Mio figlio oggi ha 16 anni. Da bimbo io e mia moglie spesso , di sabato, anzichè il classico giro famigliare “spesa-centrocommerciale-pizza” lo portavamo in biblioteca, dove a 7 anni ha anche fatto , grazie ad una bella iniziativa di Sala Borsa a Bologna, il “bibliotecario” per qualche giorno.
Da ragazzino leggeva molto, fino a 12-13 anni , poi sempre meno.
Il computer l’ha usato fin dalle elementari ma poco e solo per alcuni giochi pseudo educativi (alcuni ricordo erano veramente carini), ma l’uso dell’oggetto non è mai stato usato come un “premio” o una minaccia. L’ha sempre visto come uno strumento che usava papà per lavorare, ma con cui si poteva anche fare altro.
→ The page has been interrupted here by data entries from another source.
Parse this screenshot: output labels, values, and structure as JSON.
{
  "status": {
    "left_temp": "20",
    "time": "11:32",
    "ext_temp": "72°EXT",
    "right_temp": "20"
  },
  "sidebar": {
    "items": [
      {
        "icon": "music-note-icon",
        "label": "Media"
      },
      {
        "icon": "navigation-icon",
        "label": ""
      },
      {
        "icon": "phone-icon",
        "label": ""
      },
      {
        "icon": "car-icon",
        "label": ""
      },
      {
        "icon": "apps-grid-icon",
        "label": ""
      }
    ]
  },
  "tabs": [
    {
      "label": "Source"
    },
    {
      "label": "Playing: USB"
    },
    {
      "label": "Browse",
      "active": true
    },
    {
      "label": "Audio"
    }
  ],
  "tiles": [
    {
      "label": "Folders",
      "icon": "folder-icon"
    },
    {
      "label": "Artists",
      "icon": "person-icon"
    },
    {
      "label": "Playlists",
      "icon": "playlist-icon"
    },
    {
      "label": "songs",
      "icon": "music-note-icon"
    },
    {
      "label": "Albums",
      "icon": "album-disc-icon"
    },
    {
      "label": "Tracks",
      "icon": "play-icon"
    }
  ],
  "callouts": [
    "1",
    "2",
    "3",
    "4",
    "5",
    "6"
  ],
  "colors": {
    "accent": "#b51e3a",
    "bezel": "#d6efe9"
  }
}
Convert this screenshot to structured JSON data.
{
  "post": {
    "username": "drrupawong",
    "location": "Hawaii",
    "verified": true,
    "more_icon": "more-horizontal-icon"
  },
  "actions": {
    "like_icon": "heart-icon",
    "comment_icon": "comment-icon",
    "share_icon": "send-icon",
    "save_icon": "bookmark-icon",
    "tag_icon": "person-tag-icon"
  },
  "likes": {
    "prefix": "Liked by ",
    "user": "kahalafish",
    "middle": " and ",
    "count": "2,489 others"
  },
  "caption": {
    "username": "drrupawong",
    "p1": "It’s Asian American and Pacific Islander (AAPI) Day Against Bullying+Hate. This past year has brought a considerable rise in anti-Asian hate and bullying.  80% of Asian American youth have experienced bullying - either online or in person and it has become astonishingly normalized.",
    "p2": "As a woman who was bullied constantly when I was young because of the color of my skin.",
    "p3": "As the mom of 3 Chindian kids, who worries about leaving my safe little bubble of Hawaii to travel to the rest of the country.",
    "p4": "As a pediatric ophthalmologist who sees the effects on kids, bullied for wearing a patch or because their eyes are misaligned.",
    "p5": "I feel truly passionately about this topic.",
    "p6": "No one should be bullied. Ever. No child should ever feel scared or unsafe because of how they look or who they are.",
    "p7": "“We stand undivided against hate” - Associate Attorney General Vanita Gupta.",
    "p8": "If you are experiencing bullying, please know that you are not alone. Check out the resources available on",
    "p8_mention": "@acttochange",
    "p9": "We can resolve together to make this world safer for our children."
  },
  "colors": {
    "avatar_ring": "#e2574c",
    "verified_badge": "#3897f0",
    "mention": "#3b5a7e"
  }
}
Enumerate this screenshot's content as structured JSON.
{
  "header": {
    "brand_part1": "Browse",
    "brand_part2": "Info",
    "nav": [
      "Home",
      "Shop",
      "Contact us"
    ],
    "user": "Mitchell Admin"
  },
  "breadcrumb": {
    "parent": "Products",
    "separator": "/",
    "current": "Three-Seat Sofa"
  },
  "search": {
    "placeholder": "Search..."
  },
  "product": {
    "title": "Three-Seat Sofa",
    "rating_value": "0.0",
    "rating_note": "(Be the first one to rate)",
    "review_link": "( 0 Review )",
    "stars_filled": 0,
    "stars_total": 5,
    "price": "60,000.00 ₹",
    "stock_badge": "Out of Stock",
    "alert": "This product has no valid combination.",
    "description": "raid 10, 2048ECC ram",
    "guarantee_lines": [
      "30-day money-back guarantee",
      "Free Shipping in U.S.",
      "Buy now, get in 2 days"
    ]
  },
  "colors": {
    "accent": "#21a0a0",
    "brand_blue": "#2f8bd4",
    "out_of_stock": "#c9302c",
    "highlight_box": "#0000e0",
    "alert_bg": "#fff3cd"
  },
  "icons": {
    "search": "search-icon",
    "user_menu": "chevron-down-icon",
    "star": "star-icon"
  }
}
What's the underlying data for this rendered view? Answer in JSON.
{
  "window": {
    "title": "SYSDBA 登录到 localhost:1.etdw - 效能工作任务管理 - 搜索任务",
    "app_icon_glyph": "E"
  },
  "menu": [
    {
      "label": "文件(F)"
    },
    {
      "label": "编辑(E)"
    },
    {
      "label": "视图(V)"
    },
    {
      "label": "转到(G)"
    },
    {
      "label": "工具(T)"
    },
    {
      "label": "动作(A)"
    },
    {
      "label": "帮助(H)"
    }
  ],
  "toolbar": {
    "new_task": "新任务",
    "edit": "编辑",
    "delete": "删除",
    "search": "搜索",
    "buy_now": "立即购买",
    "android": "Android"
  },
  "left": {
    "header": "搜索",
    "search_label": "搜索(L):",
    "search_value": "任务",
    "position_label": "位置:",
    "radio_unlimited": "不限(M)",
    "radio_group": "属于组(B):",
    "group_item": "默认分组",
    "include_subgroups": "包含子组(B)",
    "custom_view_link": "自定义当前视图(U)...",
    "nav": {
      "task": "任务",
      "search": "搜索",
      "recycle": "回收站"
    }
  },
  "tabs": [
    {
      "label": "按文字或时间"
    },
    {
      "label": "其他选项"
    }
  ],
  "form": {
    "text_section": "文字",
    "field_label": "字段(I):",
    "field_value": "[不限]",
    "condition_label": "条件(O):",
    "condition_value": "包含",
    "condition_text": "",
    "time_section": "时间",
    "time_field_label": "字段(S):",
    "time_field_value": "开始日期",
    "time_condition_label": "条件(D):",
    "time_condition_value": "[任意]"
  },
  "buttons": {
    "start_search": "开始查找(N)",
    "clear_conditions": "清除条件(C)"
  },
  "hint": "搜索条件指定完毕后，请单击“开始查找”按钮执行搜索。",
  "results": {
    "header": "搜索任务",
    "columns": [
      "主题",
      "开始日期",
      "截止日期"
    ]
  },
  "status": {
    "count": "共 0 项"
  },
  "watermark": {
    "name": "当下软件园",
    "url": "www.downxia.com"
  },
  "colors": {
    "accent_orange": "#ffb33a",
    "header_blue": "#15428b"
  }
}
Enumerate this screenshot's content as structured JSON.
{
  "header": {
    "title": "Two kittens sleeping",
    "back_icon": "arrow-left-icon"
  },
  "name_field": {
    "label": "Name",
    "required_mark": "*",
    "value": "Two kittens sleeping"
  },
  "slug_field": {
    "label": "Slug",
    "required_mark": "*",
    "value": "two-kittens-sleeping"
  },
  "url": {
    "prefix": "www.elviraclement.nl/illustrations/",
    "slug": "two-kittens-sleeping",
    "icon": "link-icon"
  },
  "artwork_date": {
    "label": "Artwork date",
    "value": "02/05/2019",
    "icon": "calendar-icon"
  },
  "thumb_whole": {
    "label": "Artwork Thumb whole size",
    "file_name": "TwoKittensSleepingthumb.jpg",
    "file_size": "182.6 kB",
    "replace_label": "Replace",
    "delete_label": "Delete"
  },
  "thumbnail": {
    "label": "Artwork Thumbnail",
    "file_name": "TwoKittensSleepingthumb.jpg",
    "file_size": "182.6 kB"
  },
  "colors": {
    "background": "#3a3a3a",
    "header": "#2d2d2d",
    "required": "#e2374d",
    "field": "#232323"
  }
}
Nulla di più.
Tanto che un pc suo non l’ha neppure ora: usa quello di famiglia e neppure tutti i giorni, devo dire che anche la tv non la guarda spesso (altra cosa a cui non l’abbiamo assuefatto, pur non vietandola in assoluto).
Questo non toglie che , ora che è adolescente, sia una bella testa frolla come tutti i suoi coetanei: giochi on-line se ha accesso al Web, playstation day quando è in casa da solo, e fuori piove e non si può uscire, studiare poco (il minimo, e anche meno), bugiardo quanto basta per far incazzare … però… il mainstream è buono, cè quel qualcosa che fa sperare in un fiorire futuro di neuroni che non sono stati legati a poche funzioni veloci, eccitanti ma false, in quanto condizionate risposte a realtà digitali che nulla hanno a che fare con risse e risentimenti con amici in carne e ossa; voli e impatti con superfici rivide e ghiaiose; ferite fisoche e morali che si rimarginano confermando che a tutto c’è rimedio; odori, sapori e sensazioni che esistono in natura e non in un software supercomplesso con terminali hardware iperealisti.
In sostanza: il digitale è un plus , ha valore se aggiunge qualcosa, non se toglie spazio al resto e diventa l’essenza della vita, sopratutto se la vita è nella fase iniziale di accumulo di esperienza empirica e non teorica.